The pyterrier_alpha.inspect module provides a way to inspect PyTerrier pyterrier.Transformer and pyterrier_alpha.Artifact objects.

pyterrier_alpha.inspect.transformer_outputs(transformer, input_columns, *, strict=True)[source]

Infers the output columns for a transformer based on the inputs.

The method first checks if the transformer provides a transform_outputs method. If it does, this method is called and the result is returned. If the transformer does not provide this method, the method tries to infer the outputs by calling the transformer with an empty DataFrame.

Return type:

List[str] | None

Parameters:
  • transformer (Transformer) – An instance of the transformer to inspect.

  • input_columns (List[str]) – A list of the columns present in the input frame.

  • strict (bool) – If True, raises an error if the transformer cannot be inferred or are not accepted. If False, returns None in these cases.

Returns:

A list of the columns present in the output for transformer given input_columns.

Raises:
  • InspectError – If the artifact’s type or format could not be determined and strict==True.

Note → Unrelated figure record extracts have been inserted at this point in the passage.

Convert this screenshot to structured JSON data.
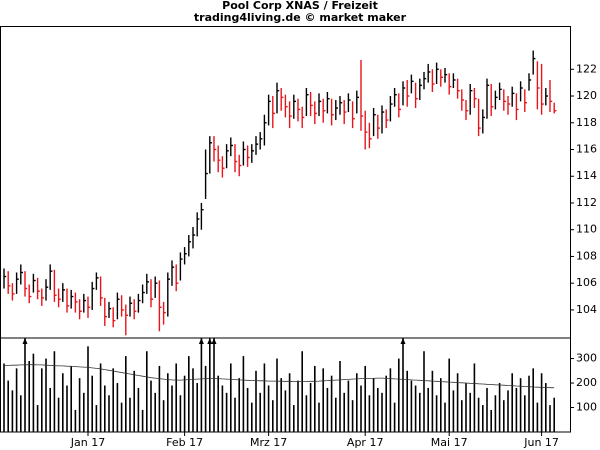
{
  "chart_data": {
    "type": "ohlc",
    "title": "Pool Corp XNAS / Freizeit",
    "subtitle": "trading4living.de © market maker",
    "categories": [
      null,
      null,
      null,
      null,
      null,
      null,
      null,
      null,
      null,
      null,
      null,
      null,
      null,
      null,
      null,
      null,
      null,
      null,
      null,
      null,
      "Jan 17",
      null,
      null,
      null,
      null,
      null,
      null,
      null,
      null,
      null,
      null,
      null,
      null,
      null,
      null,
      null,
      null,
      null,
      null,
      null,
      null,
      null,
      null,
      "Feb 17",
      null,
      null,
      null,
      null,
      null,
      null,
      null,
      null,
      null,
      null,
      null,
      null,
      null,
      null,
      null,
      null,
      null,
      null,
      null,
      "Mrz 17",
      null,
      null,
      null,
      null,
      null,
      null,
      null,
      null,
      null,
      null,
      null,
      null,
      null,
      null,
      null,
      null,
      null,
      null,
      null,
      null,
      null,
      null,
      "Apr 17",
      null,
      null,
      null,
      null,
      null,
      null,
      null,
      null,
      null,
      null,
      null,
      null,
      null,
      null,
      null,
      null,
      null,
      null,
      null,
      "Mai 17",
      null,
      null,
      null,
      null,
      null,
      null,
      null,
      null,
      null,
      null,
      null,
      null,
      null,
      null,
      null,
      null,
      null,
      null,
      null,
      null,
      null,
      "Jun 17",
      null,
      null,
      null
    ],
    "high": [
      107.1,
      106.9,
      106.0,
      106.8,
      107.4,
      106.9,
      105.9,
      106.7,
      106.4,
      105.6,
      106.3,
      107.4,
      107.0,
      105.6,
      106.0,
      105.6,
      105.5,
      105.3,
      104.8,
      105.2,
      105.0,
      106.1,
      106.8,
      106.5,
      104.9,
      104.6,
      104.2,
      105.3,
      105.1,
      104.4,
      105.0,
      104.8,
      105.2,
      105.9,
      106.7,
      106.3,
      106.5,
      106.2,
      104.6,
      106.8,
      107.7,
      107.4,
      108.3,
      108.7,
      109.6,
      110.2,
      111.3,
      112.0,
      116.0,
      117.0,
      117.0,
      116.3,
      115.5,
      116.4,
      116.9,
      116.4,
      115.6,
      116.6,
      116.3,
      116.4,
      117.0,
      117.3,
      118.6,
      120.1,
      120.0,
      121.0,
      120.6,
      120.1,
      119.6,
      120.1,
      119.8,
      119.2,
      120.6,
      120.3,
      119.6,
      120.2,
      119.8,
      120.3,
      119.8,
      119.7,
      120.0,
      119.7,
      120.2,
      119.6,
      120.4,
      122.7,
      118.9,
      118.0,
      119.1,
      118.6,
      119.3,
      119.0,
      120.0,
      120.6,
      120.2,
      121.1,
      121.2,
      121.6,
      121.0,
      121.3,
      121.8,
      122.4,
      122.0,
      122.5,
      122.0,
      122.1,
      121.7,
      121.7,
      121.3,
      120.5,
      119.7,
      120.9,
      120.6,
      119.8,
      119.0,
      121.3,
      120.9,
      120.4,
      121.0,
      120.5,
      120.0,
      120.7,
      120.2,
      121.1,
      120.5,
      121.7,
      123.4,
      122.6,
      122.4,
      120.6,
      121.2,
      119.5
    ],
    "low": [
      105.6,
      105.2,
      104.7,
      105.2,
      105.9,
      105.0,
      104.5,
      105.3,
      104.8,
      104.3,
      104.7,
      105.5,
      104.6,
      104.2,
      104.6,
      103.8,
      104.1,
      103.8,
      103.3,
      103.8,
      103.4,
      104.0,
      105.5,
      104.3,
      102.8,
      103.4,
      102.7,
      103.3,
      103.5,
      102.1,
      103.5,
      103.3,
      103.8,
      104.5,
      105.2,
      104.2,
      104.9,
      102.4,
      102.9,
      103.5,
      105.8,
      105.4,
      106.2,
      107.4,
      108.0,
      108.6,
      109.5,
      110.0,
      112.3,
      114.2,
      115.1,
      114.3,
      113.9,
      114.6,
      115.5,
      114.3,
      114.0,
      114.8,
      114.7,
      115.0,
      115.6,
      116.0,
      116.3,
      117.8,
      117.6,
      118.7,
      118.9,
      118.4,
      117.6,
      118.3,
      118.1,
      117.6,
      118.5,
      118.5,
      117.9,
      118.5,
      118.0,
      118.7,
      117.8,
      118.2,
      118.6,
      117.9,
      118.8,
      117.6,
      118.7,
      117.4,
      116.0,
      116.1,
      117.0,
      116.8,
      117.2,
      117.6,
      118.1,
      119.2,
      118.4,
      119.3,
      119.2,
      120.2,
      119.1,
      119.7,
      120.5,
      121.0,
      120.3,
      120.9,
      120.7,
      121.0,
      120.1,
      120.6,
      119.8,
      118.9,
      118.2,
      118.6,
      119.1,
      117.0,
      117.2,
      118.3,
      118.5,
      119.0,
      119.7,
      118.9,
      118.6,
      119.2,
      118.2,
      119.6,
      118.8,
      120.4,
      121.6,
      119.0,
      118.6,
      119.3,
      118.8,
      118.7
    ],
    "close": [
      106.5,
      105.8,
      105.2,
      106.3,
      106.8,
      105.6,
      105.0,
      106.2,
      105.4,
      104.9,
      105.7,
      106.9,
      105.1,
      104.8,
      105.5,
      104.3,
      105.0,
      104.6,
      103.9,
      104.7,
      104.2,
      105.6,
      106.4,
      104.9,
      103.5,
      104.1,
      103.2,
      104.8,
      104.0,
      103.6,
      104.5,
      103.9,
      104.7,
      105.3,
      106.1,
      104.8,
      106.0,
      104.2,
      103.8,
      106.3,
      107.2,
      106.0,
      107.8,
      108.2,
      109.1,
      109.6,
      110.8,
      111.5,
      114.2,
      116.5,
      116.0,
      115.2,
      114.6,
      115.9,
      116.3,
      115.1,
      114.8,
      116.0,
      115.4,
      115.9,
      116.4,
      116.8,
      118.0,
      119.6,
      118.7,
      120.4,
      119.9,
      119.2,
      118.5,
      119.6,
      119.0,
      118.4,
      120.1,
      119.3,
      118.7,
      119.6,
      118.9,
      119.8,
      118.6,
      119.1,
      119.5,
      118.8,
      119.7,
      118.3,
      119.9,
      118.5,
      117.3,
      116.8,
      118.6,
      117.6,
      118.8,
      118.2,
      119.4,
      120.1,
      119.0,
      120.6,
      120.0,
      121.1,
      119.8,
      120.8,
      121.3,
      121.8,
      120.9,
      122.0,
      121.4,
      121.6,
      120.7,
      121.2,
      120.4,
      119.7,
      118.9,
      120.4,
      119.8,
      117.6,
      118.4,
      120.8,
      119.2,
      119.9,
      120.5,
      119.6,
      119.4,
      120.2,
      119.0,
      120.6,
      119.5,
      121.2,
      122.8,
      120.6,
      119.4,
      120.0,
      119.6,
      118.9
    ],
    "up_color": "#000000",
    "down_color": "#e8141b",
    "ylim": [
      101.9,
      125.2
    ],
    "yticks": [
      104,
      106,
      108,
      110,
      112,
      114,
      116,
      118,
      120,
      122
    ],
    "volume": {
      "values": [
        280,
        210,
        170,
        260,
        150,
        420,
        290,
        320,
        110,
        260,
        300,
        180,
        330,
        140,
        240,
        190,
        270,
        90,
        220,
        160,
        350,
        230,
        110,
        280,
        190,
        150,
        260,
        200,
        120,
        310,
        140,
        250,
        180,
        90,
        330,
        210,
        160,
        270,
        130,
        240,
        190,
        280,
        150,
        230,
        310,
        260,
        200,
        520,
        270,
        450,
        480,
        230,
        190,
        160,
        280,
        140,
        220,
        310,
        180,
        120,
        250,
        160,
        280,
        190,
        130,
        300,
        220,
        170,
        240,
        110,
        210,
        330,
        150,
        200,
        270,
        120,
        260,
        180,
        230,
        140,
        290,
        160,
        210,
        130,
        240,
        190,
        270,
        150,
        220,
        180,
        160,
        230,
        260,
        120,
        300,
        460,
        250,
        210,
        190,
        160,
        330,
        180,
        250,
        150,
        220,
        120,
        300,
        170,
        240,
        130,
        200,
        160,
        280,
        140,
        110,
        180,
        90,
        150,
        200,
        130,
        170,
        240,
        180,
        220,
        150,
        230,
        260,
        120,
        240,
        200,
        110,
        140
      ],
      "average": [
        272,
        272,
        273,
        273,
        274,
        274,
        275,
        275,
        274,
        274,
        273,
        272,
        271,
        270,
        270,
        269,
        268,
        267,
        266,
        265,
        264,
        262,
        260,
        258,
        255,
        252,
        249,
        246,
        243,
        240,
        237,
        234,
        231,
        228,
        225,
        222,
        220,
        218,
        216,
        214,
        213,
        212,
        212,
        213,
        214,
        215,
        216,
        217,
        218,
        219,
        219,
        218,
        217,
        216,
        215,
        214,
        213,
        212,
        211,
        210,
        210,
        209,
        209,
        208,
        208,
        208,
        207,
        207,
        207,
        206,
        206,
        206,
        206,
        207,
        207,
        208,
        209,
        210,
        211,
        212,
        213,
        214,
        215,
        216,
        217,
        218,
        218,
        219,
        219,
        220,
        220,
        219,
        218,
        217,
        216,
        215,
        214,
        213,
        212,
        211,
        210,
        209,
        208,
        207,
        206,
        205,
        204,
        203,
        202,
        201,
        200,
        199,
        198,
        197,
        196,
        195,
        194,
        193,
        192,
        191,
        190,
        189,
        188,
        187,
        186,
        185,
        184,
        183,
        182,
        182,
        181,
        181
      ],
      "color": "#000000",
      "ylim": [
        0,
        384
      ],
      "yticks": [
        100,
        200,
        300
      ]
    }
  }
}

  • pta.validate.InputValidationError – If input validation fails in the trnsformer and strict==True.

Added in version 0.11.0.

Changed in version 0.15.0: Direct passthrough of pta.validate.InputValidationError

class pyterrier_alpha.inspect.ProvidesTransformerOutputs(*args, **kwargs)[source]

Protocol for transformers that provide a transform_outputs method.

transform_outputs allows for inspection of the outputs of transformers without needing to run it.

When this method is present in a Transformer object, it must return a list of the output columns present given the provided input columns or raise an InputValidationError if the inputs are not accepted by the transformer.

This method need not be present in Transformer - it is an optional extension; an alternative is that the output columns are determined by calling the transformer with an empty DataFrame.

Due to risks and maintanence burden in ensuring that transform and transform_outputs behave identically, it is recommended to only implement transform_outputs when calling the transformer with an empty DataFrame to inspect the behavior is undesireable, e.g., if calling the transformer is expensive.

Example transform_output function, implementing ProvidesTransformerOutputs.
class MyRetriever(pt.Transformer):

    def transform(self, inp: pd.DataFrame) -> pd.DataFrame:
        pta.validate.query_frame(inp, ['query'])
        # ... perform retrieval ...
        # return the same columns as inp plus docno, score, and rank. E.g., using DataFrameBuilder.

    def transform_outputs(self, input_columns: List[str]) -> List[str]:
        pta.validate.query_frame(input_columns, ['query'])
        return input_columns + ['docno', 'score', 'rank']
exception pyterrier_alpha.inspect.InspectError[source]

Base exception for inspection errors.